Melilot contains coumarins, and when the plant is fermented, it produces dicoumarol, a potent anticoagulant. It is said to be a good venous tonic that helps to increase blood flow through the veins to the heart and has been used in cases of painful, swollen veins of the legs that are associated with poor venous return or raised abdominal pressure (as in obesity, pregnancy or persistent constipation). Melilot is believed to also help alleviate varicose veins, blood clots, phlebitis and thrombotic conditions.
As a mild astringent, Melilot has been used to clear congestion. When taken internally, it is said to relieve congestion of the lymph glands and painful congestive menstruation; and when used externally, it is said to ease hemorrhoids.
Melilot is an aromatic herb that has been used as a soothing digestive aid and has been thought to be particularly effective in cases of flatulence. Supporting healthy digestive health, Melilot is also said to relieve colic, indigestion and stomach problems.
As a diuretic, Melilot promotes the flow of urine, and as such, it helps to relieve excess fluid retention and edema (the accumulation of fluid in tissues that results in swelling).
Melilot is also believed to be a mildly sedative herb that relieves temporary palpitations, sleeplessness, spasms, anxiety and the pain of tension headaches, earaches and neuralgia.
As an expectorant, Melilot helps to loosen and expel phlegm from the lungs, and it is said to be helpful in cases of bronchitis.
Used externally, Melilot has been effective in poultices for inflammation and wounds, particularly in delicate parts of the body, i.e., eyes. It is also said to have emollient and soothing properties that help to reduce inflammation and ease painful swollen joints, severe bruising, arthritis and rheumatic pain. It is also believed to be effective in drawing out toxins and is therefore useful for boils and other skin problems.

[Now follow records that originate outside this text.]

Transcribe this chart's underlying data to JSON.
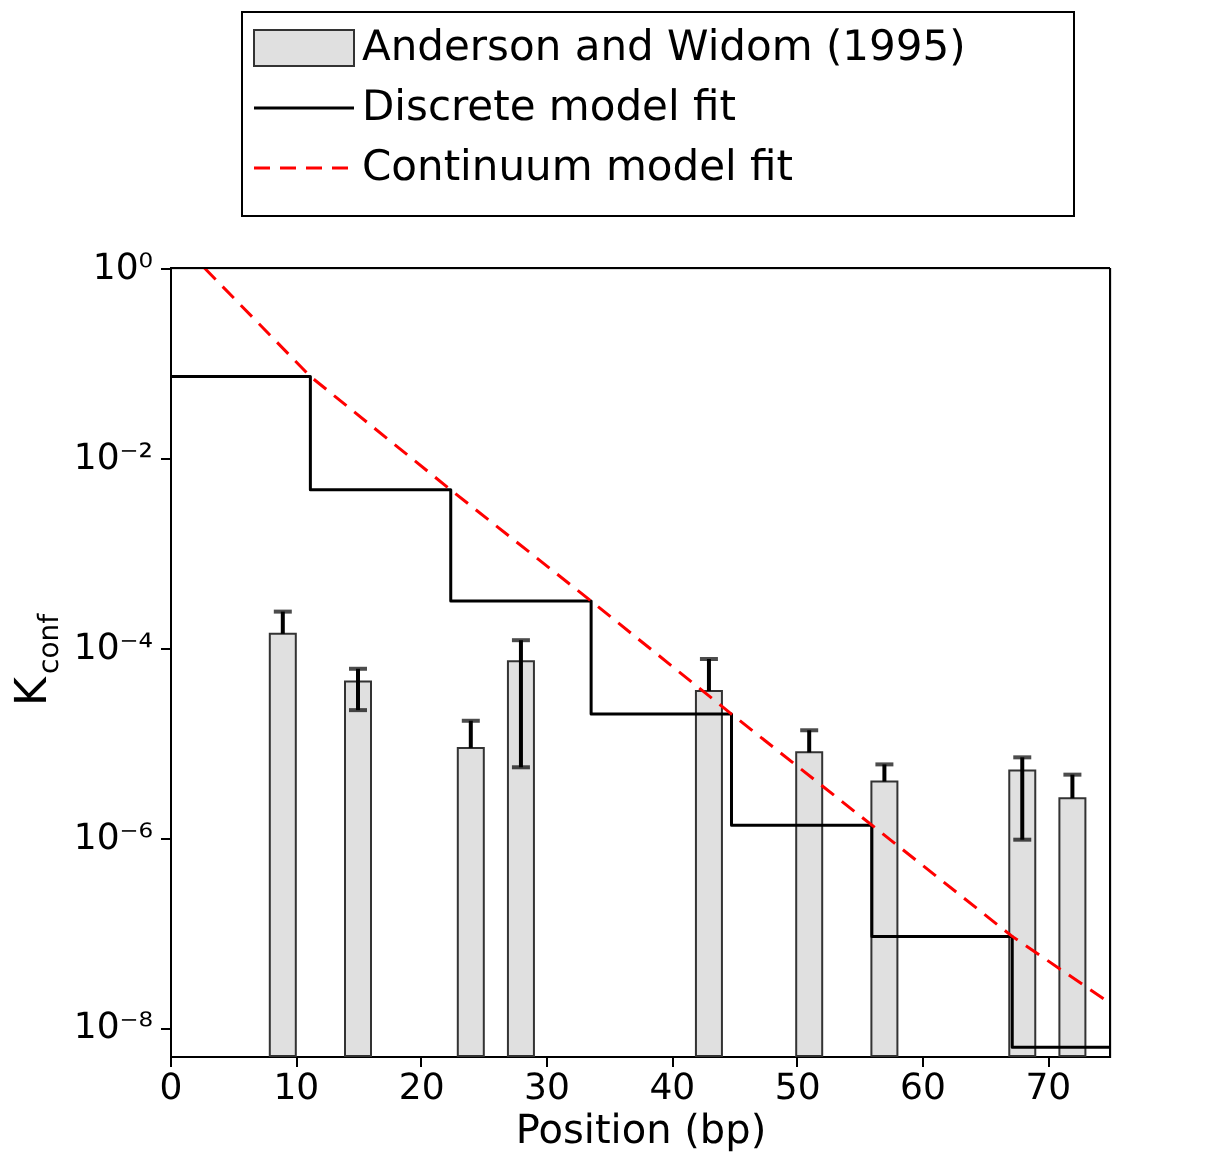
{
  "chart_data": {
    "type": "bar",
    "xlabel": "Position (bp)",
    "ylabel": "K$_{conf}$",
    "xlim": [
      0,
      75
    ],
    "xticks": [
      0,
      10,
      20,
      30,
      40,
      50,
      60,
      70
    ],
    "ylim": [
      5e-09,
      1
    ],
    "yticks": [
      {
        "value": 1,
        "label": "10⁰"
      },
      {
        "value": 0.01,
        "label": "10⁻²"
      },
      {
        "value": 0.0001,
        "label": "10⁻⁴"
      },
      {
        "value": 1e-06,
        "label": "10⁻⁶"
      },
      {
        "value": 1e-08,
        "label": "10⁻⁸"
      }
    ],
    "log": "y",
    "grid": false,
    "legend": "top right",
    "marker": "none",
    "series": [
      {
        "name": "Anderson and Widom (1995)",
        "color": "#e0e0e0",
        "x": [
          9,
          15,
          24,
          28,
          43,
          51,
          57,
          68,
          72
        ],
        "values": [
          0.00014,
          4.4e-05,
          8.8e-06,
          7.2e-05,
          3.5e-05,
          7.9e-06,
          3.9e-06,
          5.1e-06,
          2.6e-06
        ],
        "errors": [
          [
            0.00014,
            0.00024
          ],
          [
            2.2e-05,
            6e-05
          ],
          [
            8.8e-06,
            1.7e-05
          ],
          [
            5.5e-06,
            0.00012
          ],
          [
            3.5e-05,
            7.6e-05
          ],
          [
            7.9e-06,
            1.35e-05
          ],
          [
            3.9e-06,
            5.9e-06
          ],
          [
            9.5e-07,
            7e-06
          ],
          [
            2.6e-06,
            4.6e-06
          ]
        ]
      },
      {
        "name": "Discrete model fit",
        "type": "step",
        "color": "#000000",
        "line_style": "solid",
        "x": [
          0,
          11.2,
          22.4,
          33.6,
          44.8,
          56,
          67.2,
          75
        ],
        "values": [
          0.072,
          0.0046,
          0.00031,
          2e-05,
          1.35e-06,
          9.1e-08,
          6.2e-09,
          6.2e-09
        ]
      },
      {
        "name": "Continuum model fit",
        "type": "line",
        "color": "#ff0000",
        "line_style": "dashed",
        "x": [
          2.75,
          11.2,
          22.4,
          33.6,
          44.8,
          56,
          67.2,
          74.5
        ],
        "values": [
          1.0,
          0.072,
          0.0046,
          0.00031,
          2e-05,
          1.35e-06,
          9.1e-08,
          2e-08
        ]
      }
    ]
  }
}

Pregnant and nursing women should not use Melilot Herbal Supplement. People who use prescription blood thinners (warfarin, Coumadin, aspirin, etc.), or those with any blood-clotting problem should not use Melilot. For those individuals who take prescription medications, it is wise to consult a health care provider before using this herb, as there may be interactions with other drugs. Overuse (many times the recommended dosage) may induce vomiting and other symptoms of poisoning.